O petróleo acrescentou pressão ao cenário. O WTI subiu mais de 5% e superou US$ 90 por barril, enquanto o Brent avançou 4,6%, para US$ 94,65. A escalada das tensões no Oriente Médio elevou as preocupações com a oferta e com o impacto dos preços de energia sobre a inflação, reforçando a possibilidade de juros elevados por mais tempo.
Esse ambiente afetou com maior intensidade as empresas de tecnologia e crescimento, cujas avaliações incorporam parcela relevante de lucros esperados para os próximos anos. No pregão, o índice de tecnologia do Nasdaq 100 recuou 2,73%.

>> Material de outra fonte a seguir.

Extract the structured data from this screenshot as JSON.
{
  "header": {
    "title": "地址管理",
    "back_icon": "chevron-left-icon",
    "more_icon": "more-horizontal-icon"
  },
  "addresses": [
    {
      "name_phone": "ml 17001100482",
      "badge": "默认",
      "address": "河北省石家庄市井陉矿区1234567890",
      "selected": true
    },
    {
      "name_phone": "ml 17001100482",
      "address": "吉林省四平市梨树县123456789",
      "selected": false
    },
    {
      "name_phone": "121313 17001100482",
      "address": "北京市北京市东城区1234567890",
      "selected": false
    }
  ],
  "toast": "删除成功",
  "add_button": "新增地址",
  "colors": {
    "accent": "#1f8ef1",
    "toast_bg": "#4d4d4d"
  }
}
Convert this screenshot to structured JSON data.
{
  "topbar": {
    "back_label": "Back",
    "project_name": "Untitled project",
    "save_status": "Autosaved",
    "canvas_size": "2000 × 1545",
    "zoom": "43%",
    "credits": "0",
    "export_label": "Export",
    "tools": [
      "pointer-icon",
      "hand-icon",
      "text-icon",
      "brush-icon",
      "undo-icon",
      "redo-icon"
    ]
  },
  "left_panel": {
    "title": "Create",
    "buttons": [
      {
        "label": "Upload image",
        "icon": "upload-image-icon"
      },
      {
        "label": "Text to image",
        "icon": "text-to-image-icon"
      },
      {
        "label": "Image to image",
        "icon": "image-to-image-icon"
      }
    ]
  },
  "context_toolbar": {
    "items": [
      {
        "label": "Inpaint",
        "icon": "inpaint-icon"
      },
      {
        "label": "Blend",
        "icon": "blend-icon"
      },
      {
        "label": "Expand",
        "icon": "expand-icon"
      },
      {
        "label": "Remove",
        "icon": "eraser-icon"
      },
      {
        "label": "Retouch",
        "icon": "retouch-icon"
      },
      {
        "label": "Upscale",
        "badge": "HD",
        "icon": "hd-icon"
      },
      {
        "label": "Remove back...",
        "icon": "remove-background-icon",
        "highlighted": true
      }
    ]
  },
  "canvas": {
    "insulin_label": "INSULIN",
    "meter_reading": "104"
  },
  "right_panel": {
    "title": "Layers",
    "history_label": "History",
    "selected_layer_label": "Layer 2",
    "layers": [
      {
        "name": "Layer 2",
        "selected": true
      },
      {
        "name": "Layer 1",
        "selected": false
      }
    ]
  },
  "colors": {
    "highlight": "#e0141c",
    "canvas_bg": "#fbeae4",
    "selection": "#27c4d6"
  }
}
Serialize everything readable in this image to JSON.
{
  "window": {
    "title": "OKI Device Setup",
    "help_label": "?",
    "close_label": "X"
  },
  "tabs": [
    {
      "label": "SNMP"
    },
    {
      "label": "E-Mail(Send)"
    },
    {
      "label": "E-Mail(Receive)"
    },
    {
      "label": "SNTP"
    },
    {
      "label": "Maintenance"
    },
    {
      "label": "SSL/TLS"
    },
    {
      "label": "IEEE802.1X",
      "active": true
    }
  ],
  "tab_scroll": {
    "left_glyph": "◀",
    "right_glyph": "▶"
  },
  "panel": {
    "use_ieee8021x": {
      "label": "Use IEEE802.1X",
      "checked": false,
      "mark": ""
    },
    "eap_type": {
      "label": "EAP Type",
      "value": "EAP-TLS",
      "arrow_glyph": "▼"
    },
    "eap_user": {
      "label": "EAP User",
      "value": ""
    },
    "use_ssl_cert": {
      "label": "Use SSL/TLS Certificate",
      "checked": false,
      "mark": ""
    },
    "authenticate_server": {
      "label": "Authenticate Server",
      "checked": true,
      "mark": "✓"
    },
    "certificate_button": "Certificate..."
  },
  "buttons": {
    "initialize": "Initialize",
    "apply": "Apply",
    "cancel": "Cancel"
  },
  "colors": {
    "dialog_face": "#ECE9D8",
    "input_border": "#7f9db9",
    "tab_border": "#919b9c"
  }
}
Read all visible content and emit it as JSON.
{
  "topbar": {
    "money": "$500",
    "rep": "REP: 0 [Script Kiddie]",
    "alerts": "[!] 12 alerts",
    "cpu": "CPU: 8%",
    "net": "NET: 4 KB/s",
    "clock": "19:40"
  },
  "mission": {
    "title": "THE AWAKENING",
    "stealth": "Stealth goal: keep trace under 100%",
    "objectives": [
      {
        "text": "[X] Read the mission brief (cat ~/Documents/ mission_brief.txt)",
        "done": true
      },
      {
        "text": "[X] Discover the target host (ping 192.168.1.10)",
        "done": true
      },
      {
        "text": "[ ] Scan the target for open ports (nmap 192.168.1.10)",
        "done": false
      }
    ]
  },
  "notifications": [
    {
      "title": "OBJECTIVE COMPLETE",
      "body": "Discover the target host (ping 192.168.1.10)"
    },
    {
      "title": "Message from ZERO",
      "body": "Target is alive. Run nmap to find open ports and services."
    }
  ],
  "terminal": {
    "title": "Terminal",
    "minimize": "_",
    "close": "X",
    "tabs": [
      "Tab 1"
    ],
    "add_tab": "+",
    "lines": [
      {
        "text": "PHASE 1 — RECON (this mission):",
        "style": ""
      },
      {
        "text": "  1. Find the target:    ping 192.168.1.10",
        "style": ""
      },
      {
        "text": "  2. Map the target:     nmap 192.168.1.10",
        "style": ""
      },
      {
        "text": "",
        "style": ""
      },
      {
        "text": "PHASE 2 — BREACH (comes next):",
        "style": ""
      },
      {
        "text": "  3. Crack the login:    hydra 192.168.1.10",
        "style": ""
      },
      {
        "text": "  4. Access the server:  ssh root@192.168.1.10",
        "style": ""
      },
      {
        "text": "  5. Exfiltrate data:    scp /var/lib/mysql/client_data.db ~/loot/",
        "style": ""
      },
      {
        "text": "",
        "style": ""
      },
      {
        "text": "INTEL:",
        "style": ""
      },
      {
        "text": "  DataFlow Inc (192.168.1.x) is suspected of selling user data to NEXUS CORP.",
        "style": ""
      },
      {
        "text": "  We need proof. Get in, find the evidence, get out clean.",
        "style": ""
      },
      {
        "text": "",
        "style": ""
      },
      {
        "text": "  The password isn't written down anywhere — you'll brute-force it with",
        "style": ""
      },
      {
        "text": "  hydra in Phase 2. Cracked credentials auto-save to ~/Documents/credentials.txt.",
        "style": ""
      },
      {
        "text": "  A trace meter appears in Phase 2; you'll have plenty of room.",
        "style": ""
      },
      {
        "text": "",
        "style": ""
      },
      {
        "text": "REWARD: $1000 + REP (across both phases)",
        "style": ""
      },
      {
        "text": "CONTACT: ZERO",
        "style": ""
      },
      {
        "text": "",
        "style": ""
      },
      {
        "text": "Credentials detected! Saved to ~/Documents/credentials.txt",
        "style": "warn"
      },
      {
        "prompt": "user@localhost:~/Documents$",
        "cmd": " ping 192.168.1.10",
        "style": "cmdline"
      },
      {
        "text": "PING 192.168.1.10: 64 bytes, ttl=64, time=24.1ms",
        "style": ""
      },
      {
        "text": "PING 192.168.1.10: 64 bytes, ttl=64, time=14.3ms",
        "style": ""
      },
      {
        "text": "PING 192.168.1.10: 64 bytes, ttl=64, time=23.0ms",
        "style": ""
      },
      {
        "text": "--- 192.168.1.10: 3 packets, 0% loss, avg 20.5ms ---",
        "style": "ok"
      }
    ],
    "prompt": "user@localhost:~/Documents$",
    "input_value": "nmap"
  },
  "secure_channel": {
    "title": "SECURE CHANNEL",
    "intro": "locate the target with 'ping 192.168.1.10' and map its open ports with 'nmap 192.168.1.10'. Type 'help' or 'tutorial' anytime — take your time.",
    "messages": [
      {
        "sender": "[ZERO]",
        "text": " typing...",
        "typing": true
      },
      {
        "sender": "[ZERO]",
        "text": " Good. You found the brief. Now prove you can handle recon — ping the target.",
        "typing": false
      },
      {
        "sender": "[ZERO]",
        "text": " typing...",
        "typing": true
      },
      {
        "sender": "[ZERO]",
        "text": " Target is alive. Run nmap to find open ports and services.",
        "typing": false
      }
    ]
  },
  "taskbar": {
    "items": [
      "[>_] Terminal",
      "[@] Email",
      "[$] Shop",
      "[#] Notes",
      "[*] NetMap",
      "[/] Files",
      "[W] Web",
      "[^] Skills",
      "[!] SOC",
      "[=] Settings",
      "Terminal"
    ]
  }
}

No Brasil, o dólar comercial caiu 0,47%, para aproximadamente R$ 5,156. Como os ETFs analisados possuem exposição internacional sem neutralização integral do câmbio, a valorização do real retirou retorno das cotas negociadas na B3 e ampliou o efeito negativo das bolsas estrangeiras.
NASD11 (XP Asset): -1,51%
O NASD11 apresentou o menor recuo da relação, com queda de 1,51%. O ETF acompanha o Nasdaq 100, índice formado por grandes empresas não financeiras listadas na Nasdaq, e incorpora a variação do dólar frente ao real.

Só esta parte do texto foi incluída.